"Cross-bores" occur when gas lines intersect with sewer lines, and can cause blockages and even natural gas leaks. A large California utility is committed to finding and relocating cross-bores. The company has performed 140,000 of ~150,000 inspections needed in San Francisco, but the remaining 10,000 sites are the most challenging and many have few or no records.
The company's cross-bore identification process is intensive and manual, using existing records (where present), sewer camera inspection, potholes, and open trenching as a last resort. The current strategy is expensive and time-consuming, so the company engaged Exodigo to investigate suspected cross-bores. Exodigo was asked to identify lines that needed potholes to minimize trenching and test Exodigo's cross-bore prevention, identification, and relocation capabilities.
Date:
November 2022
Location:
San Francisco, California
Acres:
Scan Days:
Platform:
Cart
Exodigo's scan identified all utilities, including drainage, electric, communications, gas, and water.
The scan detected five intersections between sewer and gas lines on this densely populated residential street in San Francisco. However, of those five lines, three were not at risk of cross-bore because the lines were more than five feet apart in depth (a detail that was not shown on the records).
By identifying line depths using multi-sensing technology, 3D modeling, and artificial intelligence, Exodigo enabled the utility to focus investigation efforts on the two lines that were actually at risk of cross-bore. The result was a 60% reduction in invasive methods required to reach this conclusion.
Additionally, Exodigo detected an electric line that was shown at a 90-degree angle to the street on the records but was found during scans to be curved instead, providing the utility with more accurate information for future capital projects.

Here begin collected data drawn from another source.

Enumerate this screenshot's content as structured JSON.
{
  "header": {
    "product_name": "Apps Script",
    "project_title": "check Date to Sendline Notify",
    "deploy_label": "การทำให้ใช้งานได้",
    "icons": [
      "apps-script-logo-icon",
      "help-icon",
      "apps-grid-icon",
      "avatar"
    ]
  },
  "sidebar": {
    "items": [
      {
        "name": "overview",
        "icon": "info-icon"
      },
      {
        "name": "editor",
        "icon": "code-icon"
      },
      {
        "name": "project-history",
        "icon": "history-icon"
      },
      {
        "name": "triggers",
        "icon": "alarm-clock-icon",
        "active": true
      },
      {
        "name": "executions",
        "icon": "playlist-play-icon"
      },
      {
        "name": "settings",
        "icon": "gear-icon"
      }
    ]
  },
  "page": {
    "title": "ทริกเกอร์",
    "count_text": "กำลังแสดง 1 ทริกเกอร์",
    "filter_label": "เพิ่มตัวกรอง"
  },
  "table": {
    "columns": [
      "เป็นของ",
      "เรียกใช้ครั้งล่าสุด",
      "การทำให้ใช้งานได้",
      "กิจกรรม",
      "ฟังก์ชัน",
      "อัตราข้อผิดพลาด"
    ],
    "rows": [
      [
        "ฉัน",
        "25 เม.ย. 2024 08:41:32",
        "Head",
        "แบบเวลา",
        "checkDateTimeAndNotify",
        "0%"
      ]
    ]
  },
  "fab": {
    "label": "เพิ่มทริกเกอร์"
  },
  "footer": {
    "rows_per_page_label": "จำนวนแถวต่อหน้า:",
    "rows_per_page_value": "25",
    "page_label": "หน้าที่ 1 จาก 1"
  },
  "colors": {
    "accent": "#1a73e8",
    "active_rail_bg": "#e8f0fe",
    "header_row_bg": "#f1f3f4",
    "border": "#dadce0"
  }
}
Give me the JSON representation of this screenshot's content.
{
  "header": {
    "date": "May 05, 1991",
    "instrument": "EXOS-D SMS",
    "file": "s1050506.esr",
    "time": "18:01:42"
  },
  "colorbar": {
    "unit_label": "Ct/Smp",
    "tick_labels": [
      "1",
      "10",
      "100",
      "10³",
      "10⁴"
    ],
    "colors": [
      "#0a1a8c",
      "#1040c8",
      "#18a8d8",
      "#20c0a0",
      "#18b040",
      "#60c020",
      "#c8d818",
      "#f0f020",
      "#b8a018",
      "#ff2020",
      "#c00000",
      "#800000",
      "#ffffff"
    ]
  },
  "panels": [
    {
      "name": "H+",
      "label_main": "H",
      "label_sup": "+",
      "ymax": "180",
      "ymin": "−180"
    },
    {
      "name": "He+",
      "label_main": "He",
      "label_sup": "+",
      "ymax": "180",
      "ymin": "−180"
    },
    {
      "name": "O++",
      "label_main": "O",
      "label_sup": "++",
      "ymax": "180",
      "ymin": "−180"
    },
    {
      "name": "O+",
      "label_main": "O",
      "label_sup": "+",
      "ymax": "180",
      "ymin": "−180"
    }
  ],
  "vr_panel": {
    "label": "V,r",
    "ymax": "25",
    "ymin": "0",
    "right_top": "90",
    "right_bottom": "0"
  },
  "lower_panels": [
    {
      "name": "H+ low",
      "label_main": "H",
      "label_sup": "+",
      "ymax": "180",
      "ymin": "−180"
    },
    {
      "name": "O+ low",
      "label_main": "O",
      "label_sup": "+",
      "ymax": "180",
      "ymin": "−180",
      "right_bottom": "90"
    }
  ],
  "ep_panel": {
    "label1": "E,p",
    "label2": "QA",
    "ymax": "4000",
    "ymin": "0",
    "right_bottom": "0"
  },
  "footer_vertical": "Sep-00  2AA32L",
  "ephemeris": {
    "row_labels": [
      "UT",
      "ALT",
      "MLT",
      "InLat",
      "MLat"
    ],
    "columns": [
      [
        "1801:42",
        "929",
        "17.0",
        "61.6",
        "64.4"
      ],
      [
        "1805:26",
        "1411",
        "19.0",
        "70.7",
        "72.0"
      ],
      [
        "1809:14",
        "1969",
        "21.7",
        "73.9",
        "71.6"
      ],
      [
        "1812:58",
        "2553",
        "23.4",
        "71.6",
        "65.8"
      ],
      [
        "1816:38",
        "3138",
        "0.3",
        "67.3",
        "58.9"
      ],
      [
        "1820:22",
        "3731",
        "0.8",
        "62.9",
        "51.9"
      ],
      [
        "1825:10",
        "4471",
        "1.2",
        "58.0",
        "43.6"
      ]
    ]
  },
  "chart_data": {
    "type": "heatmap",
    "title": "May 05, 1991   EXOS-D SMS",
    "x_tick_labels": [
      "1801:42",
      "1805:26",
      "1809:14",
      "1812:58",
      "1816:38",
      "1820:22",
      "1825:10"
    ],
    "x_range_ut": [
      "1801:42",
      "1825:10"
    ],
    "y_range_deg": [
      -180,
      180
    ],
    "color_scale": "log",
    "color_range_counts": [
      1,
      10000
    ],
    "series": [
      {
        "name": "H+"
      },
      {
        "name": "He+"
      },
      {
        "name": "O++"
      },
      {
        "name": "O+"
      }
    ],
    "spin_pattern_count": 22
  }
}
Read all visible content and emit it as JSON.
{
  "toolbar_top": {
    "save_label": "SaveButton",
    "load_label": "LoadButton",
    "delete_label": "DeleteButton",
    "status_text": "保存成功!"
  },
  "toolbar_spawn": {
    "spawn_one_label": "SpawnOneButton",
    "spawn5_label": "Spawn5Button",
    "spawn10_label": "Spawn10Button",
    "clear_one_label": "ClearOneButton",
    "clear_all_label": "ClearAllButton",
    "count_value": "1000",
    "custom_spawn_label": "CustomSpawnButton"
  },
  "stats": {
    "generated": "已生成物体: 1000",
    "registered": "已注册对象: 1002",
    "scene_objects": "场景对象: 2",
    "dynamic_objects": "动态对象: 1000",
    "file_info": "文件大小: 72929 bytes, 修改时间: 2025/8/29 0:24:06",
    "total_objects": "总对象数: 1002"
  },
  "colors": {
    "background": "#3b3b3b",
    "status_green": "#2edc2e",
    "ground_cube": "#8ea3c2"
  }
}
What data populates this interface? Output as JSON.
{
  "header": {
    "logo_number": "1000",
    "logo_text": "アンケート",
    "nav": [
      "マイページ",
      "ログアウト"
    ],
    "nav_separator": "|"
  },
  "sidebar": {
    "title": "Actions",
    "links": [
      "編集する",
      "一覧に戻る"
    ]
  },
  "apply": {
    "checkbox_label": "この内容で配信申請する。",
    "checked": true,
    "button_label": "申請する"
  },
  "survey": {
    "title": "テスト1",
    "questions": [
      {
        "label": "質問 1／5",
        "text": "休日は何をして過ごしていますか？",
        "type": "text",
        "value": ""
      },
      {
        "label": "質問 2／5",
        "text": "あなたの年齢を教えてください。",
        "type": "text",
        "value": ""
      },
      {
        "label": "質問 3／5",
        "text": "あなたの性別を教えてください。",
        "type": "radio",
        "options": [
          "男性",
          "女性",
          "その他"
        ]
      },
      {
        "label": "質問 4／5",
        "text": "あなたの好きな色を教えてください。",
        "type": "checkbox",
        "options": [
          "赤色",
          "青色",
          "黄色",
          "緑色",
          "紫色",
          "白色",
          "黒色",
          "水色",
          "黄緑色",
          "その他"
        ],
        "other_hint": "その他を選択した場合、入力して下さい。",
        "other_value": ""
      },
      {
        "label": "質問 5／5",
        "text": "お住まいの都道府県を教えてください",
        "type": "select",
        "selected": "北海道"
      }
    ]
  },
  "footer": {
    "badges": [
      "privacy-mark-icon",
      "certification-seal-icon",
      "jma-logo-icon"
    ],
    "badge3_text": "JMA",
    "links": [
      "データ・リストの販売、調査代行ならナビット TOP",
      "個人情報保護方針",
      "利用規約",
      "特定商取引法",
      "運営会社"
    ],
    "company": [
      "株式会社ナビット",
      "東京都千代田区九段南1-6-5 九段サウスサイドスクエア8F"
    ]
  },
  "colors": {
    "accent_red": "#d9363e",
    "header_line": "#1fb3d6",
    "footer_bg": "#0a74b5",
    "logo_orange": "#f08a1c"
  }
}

The Exodigo team worked with the utility to calculate a cost-savings model comparing Exodigo's methods to current workflows. Even at the scale of a single residential parcel, Exodigo's methods save costs, but for a large bundle of 2000 parcels, the results are dramatic, saving 39% in costs and reducing time by 24%.
Cross bores are a threat to pipeline safety and should be considered in operators’ distribution integrity management plans. Regulators and operators need to consider cross bores as a known threat to determine if additional measures are needed."